As a part of the test, the platform records in detail all the onscreen activity, including the messaging bit, for both the candidates during the task, as opposed to simply recording their correct and wrong answers. The data collected are appended to log files for analysis.
An interesting fact to note, certain data within the logs are generally thought to be related with social and cognitive components of collaborative problem solving, viz., perspective taking and task regulation. The process involves data being coded into sets of positive integers (or scores) for each component. These scores are based on the strength of the relationship between the data and component. Generally, the higher the integer, the stronger is the association.
The data is finally analyzed leveraging the Rasch Partial Credit Model, a psychometric model which helps in estimating the difficulty of the components, and the abilities of the participants. An interesting fact to take note of Griffin’s platform is that though the system leverages cognitive abilities, it achieves so without having to resemble the traditional psychometric test. Griffin’s platform teaches students to solve problems collaboratively with other people, in real time.
Use Case: Cambridge Analytica paves the road for Trump’s victory using Big Data-driven Psychometry
Cambridge Analytica had been involved with US election campaign for quite sometime. In the most recent election, which saw Donald Trump win, the organization had a significant role to play. Alexander Nix, the CEO for Cambridge Analytica focused on using psychometrics in place of demographics, which was the conventional norm, until now.
The success of the firm can be attributed to the combination of three core techniques, behavioral science using the OCEAN Model, Big Data analysis, and ad targeting. At the beginning, the firm purchases personal data from a range of different sources, like land registries, automotive data, shopping data, bonus cards, club memberships, and more. Next, the firm aggregates this data with the electoral rolls of the Republican party and online data, to calculate a Big Five personality profile.
Nix shows how psychographically categorized voters can be differently addressed. The messages differed for the most part only in microscopic details, to target the recipients in the optimal psychological way by including different headings, colors, captions, with a photo or video. This fine-tuning reaches helps in reaching down to the smallest groups. “Pretty much every message that Trump put out was data-driven,” mentions Nix.
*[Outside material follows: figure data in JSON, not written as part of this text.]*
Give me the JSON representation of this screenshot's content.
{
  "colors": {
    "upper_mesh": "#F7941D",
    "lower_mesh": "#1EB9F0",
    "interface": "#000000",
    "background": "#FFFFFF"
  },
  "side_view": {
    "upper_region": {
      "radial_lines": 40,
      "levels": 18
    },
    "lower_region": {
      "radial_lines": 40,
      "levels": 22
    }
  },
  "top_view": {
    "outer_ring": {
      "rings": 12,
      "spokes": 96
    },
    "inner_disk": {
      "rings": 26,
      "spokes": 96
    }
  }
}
The embedded Cambridge Analytica team comprised of only a dozen people. The firm received $100,000 from Trump in July, $250,000 in August, and $5 million in September. According to Nix, the company earned over $15 million overall.
The decision to focus on Michigan and Wisconsin in the final weeks of the campaign was made on the basis of data analysis done by the organization.
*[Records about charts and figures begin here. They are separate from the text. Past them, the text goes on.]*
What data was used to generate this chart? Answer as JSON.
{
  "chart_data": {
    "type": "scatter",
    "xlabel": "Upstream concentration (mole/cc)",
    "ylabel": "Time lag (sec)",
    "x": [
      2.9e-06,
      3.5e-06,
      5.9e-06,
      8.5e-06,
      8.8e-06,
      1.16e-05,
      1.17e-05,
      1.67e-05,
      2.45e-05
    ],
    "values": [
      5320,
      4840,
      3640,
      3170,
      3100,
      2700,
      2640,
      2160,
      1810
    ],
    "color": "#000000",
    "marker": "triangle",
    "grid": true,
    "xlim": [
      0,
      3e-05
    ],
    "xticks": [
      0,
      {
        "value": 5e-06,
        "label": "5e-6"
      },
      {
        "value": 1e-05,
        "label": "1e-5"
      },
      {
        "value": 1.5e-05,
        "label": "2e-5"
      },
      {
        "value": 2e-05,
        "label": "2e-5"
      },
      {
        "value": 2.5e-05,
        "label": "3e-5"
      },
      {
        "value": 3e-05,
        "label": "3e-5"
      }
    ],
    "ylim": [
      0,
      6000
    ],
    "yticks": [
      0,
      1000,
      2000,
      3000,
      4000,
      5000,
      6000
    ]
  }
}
Machine Learning revolutionizes Psychometry
Machine Learning will revolutionize Psychometrics. IRT psychometrics are usually based upon logistic regression techniques. However, the technique fails to promise best class of models for classification anymore.
Machine Learning can be utilized to reveal candidate’s strengths in the in the social components of collaborative problem solving, such as perspective taking, participation, and social regulation. This can be achieved by simply analyzing a participant’s social media data, leveraging Machine Learning techniques.
Machine Learning techniques can extend to incorporate Virtual Reality technology. This will help towards expanding the scope of problem solving tasks, while enriching the resulting data stream. These techniques can also be applied to study difficult real life scenarios.
Machine Learning techniques are revolutionizing assessments in an innovative and purposeful manner trumping old psychometric models.
Moreover, assessment platforms like Griffin’s generate data that more closely resemble Big Data, and is different compared to what is obtained from a conventional psychometric test. All these facts point out to Machine Learning clearly replacing Psychometrics soon.